En su Oda a la Cebolla, el gran Pablo Neruda le canta: "Cebolla, luminosa redoma, pétalo a pétalo se formó tu hermosura, escamas de cristal te acrecentaron y en el secreto de la tierra oscura se redondeó tu vientre de rocío... Generosa deshaces tu globo de frescura en la consumación ferviente de la olla, y el jirón de cristal al calor encendido del aceite se transforma en rizada pluma de oro".

Las comidas son esenciales en nuestras vidas, por eso Neruda, con palabra iluminada,
les canta alabanzas.


La comida es parte esencial de nuestra vida, sea como alimento imprescindible para vivir o como humilde rito hogareño construido cotidianamente para honrar el sagrado encuentro en la mesa familiar. Una simple papa hervida en una casa pobre es tan digna como un manjar en un hogar acomodado, en tanto reúnen a los hijos y los nietos y al hermano que ese día decidió acompañarnos en el ritual de comer juntos. Por eso la palabra iluminada del excelso Premio Nobel chileno cuando canta en alabanza a las comidas de un modo tan bello como le ha cantado al amor en sus adolescentes "20 Poemas de Amor y una Canción Desesperada".
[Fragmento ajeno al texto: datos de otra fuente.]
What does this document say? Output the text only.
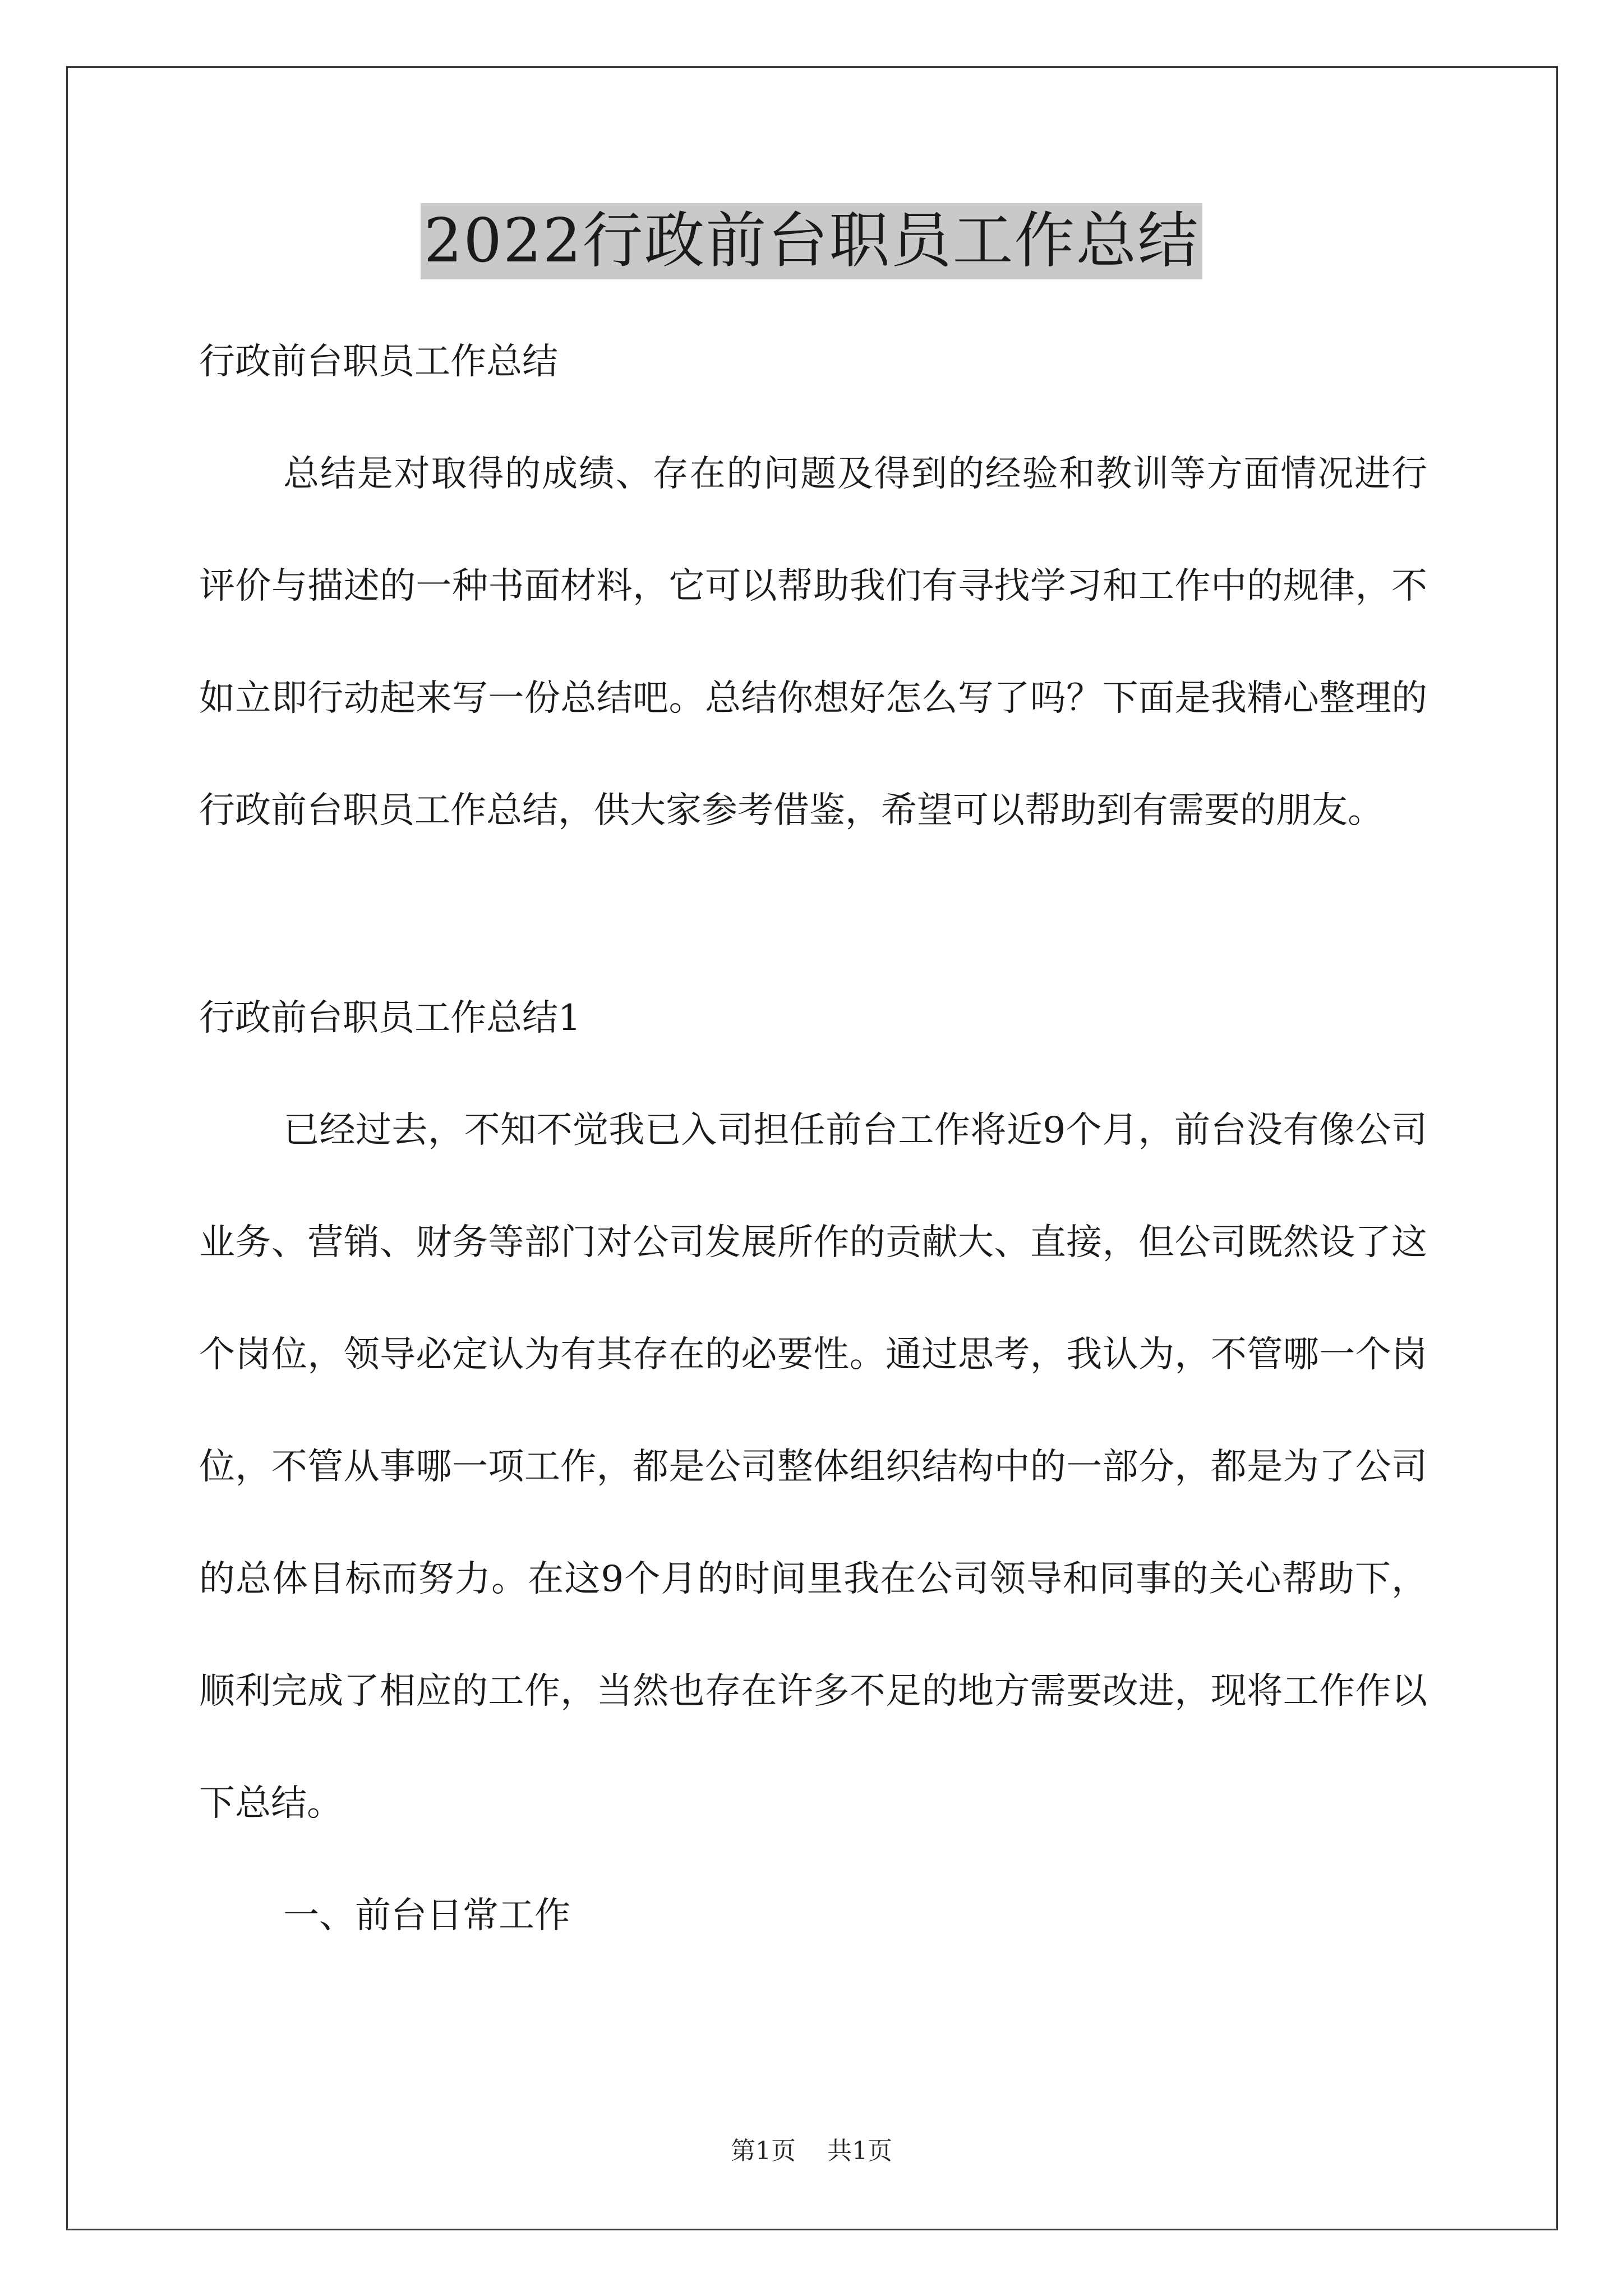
2022行政前台职员工作总结

行政前台职员工作总结

总结是对取得的成绩、存在的问题及得到的经验和教训等方面情况进行评价与描述的一种书面材料，它可以帮助我们有寻找学习和工作中的规律，不如立即行动起来写一份总结吧。总结你想好怎么写了吗？下面是我精心整理的行政前台职员工作总结，供大家参考借鉴，希望可以帮助到有需要的朋友。

行政前台职员工作总结1

已经过去，不知不觉我已入司担任前台工作将近9个月，前台没有像公司业务、营销、财务等部门对公司发展所作的贡献大、直接，但公司既然设了这个岗位，领导必定认为有其存在的必要性。通过思考，我认为，不管哪一个岗位，不管从事哪一项工作，都是公司整体组织结构中的一部分，都是为了公司的总体目标而努力。在这9个月的时间里我在公司领导和同事的关心帮助下，顺利完成了相应的工作，当然也存在许多不足的地方需要改进，现将工作作以下总结。

一、前台日常工作

第1页 共1页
Hay que decir que hay gente que cuando toma en sus manos una legumbre construye apasionadamente una obra de arte con el sólo ademán de dividirla y colocarla primorosamente en la fuente para entregarla a sus comensales. Hay gente que cuando, en amables gestos, llena de diversos componentes la olla, sólo espera de esa simple orquestación de lo hogareño una sinfonía donde al final se encuentre de cuerpo entero entregándose a los otros.


Muchas veces insto a mi esposa a que descanse sus manos prodigiosas de ese quehacer cotidiano, supliéndolo con algo simple comprado en alguna casa de comida del barrio; y he comprobado que, generalmente, no toma esta oferta con entusiasmo porque ama el culto de prodigarse construyendo todos los días parte de su amor en homenaje al disfrute de la mesa. Justo es decir que cocina magistralmente.


La comida nos congrega, nos convoca, nos reclama a la dulce aventura de disfrutar -del modo que sea- del instante sagrado de la mesa. 


Permítame, maestro Neruda, cerrar la página pretendidamente fragante de este homenaje con algunas estrofas suya con las cuales culmina su Oda a la Papa: "Universal delicia, no esperabas mi canto, porque eres sorda y ciega y enterrada. Apenas si hablas en el infierno del aceite o cantas en las freiduras de los puertos, cerca de las guitarras, silenciosa, harina de la noche subterránea, tesoro interminable de los pueblos".